Mardi 9 décembre 2008. A peine Somchai Wongsawat et son gouvernement renvoyés à leurs études que la bataille pour le pouvoir a repris. Mais cette fois, le théâtre des opérations n’est plus la rue ni la couleur du maillot. La victoire va se jouer en coulisses. Oubliés les ennemis jurés, les familles politiques soudées, les valeurs morales, les électeurs aussi : place à la défection, à la trahison, au chantage, au « libertinage » : dans les jours à venir, les politiciens de tout bord vont tenter de se glisser dans le bon wagon, celui qui les propulsera dans des fauteuils ministériels.
Autant dire que dans cette course au pouvoir, tous les coups sont permis. La partie de poker menteur qui s’est engagée ne se terminera que le jour de l’élection d’un nouveau Premier ministre par le Parlement, prévue «au plus tôt» ce vendredi. D’ici là, on peut s’attendre à quelques croche-pattes bien placés.
Si le parti Démocrate, étiqueté jaune kaki, a aujourd’hui la faveur des pronostics, le Puea Thai (ex-PPP) rouge n’a pas encore perdu, malgré les défections annoncées, dont celle des «amis de Newin», ancien fidèle lieutenant de Thaksin qui contrôle une trentaine de députés.
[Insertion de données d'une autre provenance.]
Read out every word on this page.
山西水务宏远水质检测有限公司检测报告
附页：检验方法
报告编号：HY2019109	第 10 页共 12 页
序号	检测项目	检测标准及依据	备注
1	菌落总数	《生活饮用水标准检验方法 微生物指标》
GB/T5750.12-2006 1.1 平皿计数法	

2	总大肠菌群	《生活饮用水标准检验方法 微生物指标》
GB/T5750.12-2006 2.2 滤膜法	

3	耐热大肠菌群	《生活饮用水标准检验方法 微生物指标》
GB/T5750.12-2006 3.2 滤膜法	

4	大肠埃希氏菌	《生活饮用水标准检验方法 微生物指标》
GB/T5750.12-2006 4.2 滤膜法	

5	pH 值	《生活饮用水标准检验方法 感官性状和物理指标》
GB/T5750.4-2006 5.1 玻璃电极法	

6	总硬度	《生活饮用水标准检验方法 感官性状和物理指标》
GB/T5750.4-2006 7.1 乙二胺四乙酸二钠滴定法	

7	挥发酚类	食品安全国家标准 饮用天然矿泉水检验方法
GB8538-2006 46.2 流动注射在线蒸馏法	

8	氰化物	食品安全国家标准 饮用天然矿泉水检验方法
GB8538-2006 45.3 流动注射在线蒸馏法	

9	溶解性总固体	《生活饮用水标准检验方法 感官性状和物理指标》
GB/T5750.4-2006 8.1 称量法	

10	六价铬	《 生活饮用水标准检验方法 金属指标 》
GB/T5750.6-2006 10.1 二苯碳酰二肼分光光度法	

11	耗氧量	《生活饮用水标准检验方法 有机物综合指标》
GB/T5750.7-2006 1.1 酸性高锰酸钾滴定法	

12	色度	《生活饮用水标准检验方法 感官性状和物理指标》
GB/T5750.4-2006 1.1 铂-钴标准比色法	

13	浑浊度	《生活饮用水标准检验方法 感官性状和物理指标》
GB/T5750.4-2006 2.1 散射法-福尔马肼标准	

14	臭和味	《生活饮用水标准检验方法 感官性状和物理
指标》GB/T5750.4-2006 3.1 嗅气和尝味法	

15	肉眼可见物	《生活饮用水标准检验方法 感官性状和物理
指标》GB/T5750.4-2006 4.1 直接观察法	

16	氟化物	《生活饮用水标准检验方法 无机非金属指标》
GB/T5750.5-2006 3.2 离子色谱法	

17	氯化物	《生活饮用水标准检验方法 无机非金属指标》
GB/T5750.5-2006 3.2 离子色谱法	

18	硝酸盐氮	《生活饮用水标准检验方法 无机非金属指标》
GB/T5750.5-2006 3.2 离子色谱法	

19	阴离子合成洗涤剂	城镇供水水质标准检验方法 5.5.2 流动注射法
A ce jeu, le lobbying exercé sur les leaders des partis mineurs afin de s’assurer leur allégeance est intense, car ils peuvent faire basculer une majorité. Le Puea Thai a d’ailleurs annoncé qu’il ne présenterait pas de candidat pour briguer le poste de Premier ministre, mais laisserait ses partenaires de coalition choisir le leur. Ce qui a sûrement dû titiller les oreilles de vieux loups comme Snoh Thienthong (Pracharat party) qui a reçu la visite amicale de Yongyuth Wichaidit (Puea Thai). Un repli stratégique destiné à s’assurer que la PAD ne ressortira pas les armes si le prochain Premier ministre est «trop rouge», mais aussi à contrer le populaire Abhisit Vejjajiva, candidat désigné de la coalition jaune. Ce qui n’exempt pas le leader du Parti Démocrate d’aller faire lui aussi les yeux doux à d’autres leaders. Mais les bouquets de roses importés de Hollande ne seront sûrement pas suffisants pour convaincre un Banhran Silpa-acha (ex-Chart Thai) ou un Somsak Thepsuthin (ex-Matchima Thipataya) qui choisiront leur camp en fonction du fauteuil ministériel qu’on voudra bien leur attribuer.
Pour la première fois depuis l’arrivée des rouges en 2001, le clan Thaksin, qui avait jusqu’alors écrasé ses adversaires politiques, risque de perdre le pouvoir. Mais la victoire des jaunes – si victoire il y a – pourrait être de courte durée. Les élections partielles destinées à remplacer les députés qui ont perdu leur éligibilité risquent de faire basculer une majorité sans grande marge de manœuvre. Il reviendrait alors aux électeurs – réduits à de simples spectateurs par leurs représentants – de choisir leur camp. En attendant de savoir s’ils continueront ou non à voter rouge, le pays risque de naviguer encore pour un long moment en eaux troubles.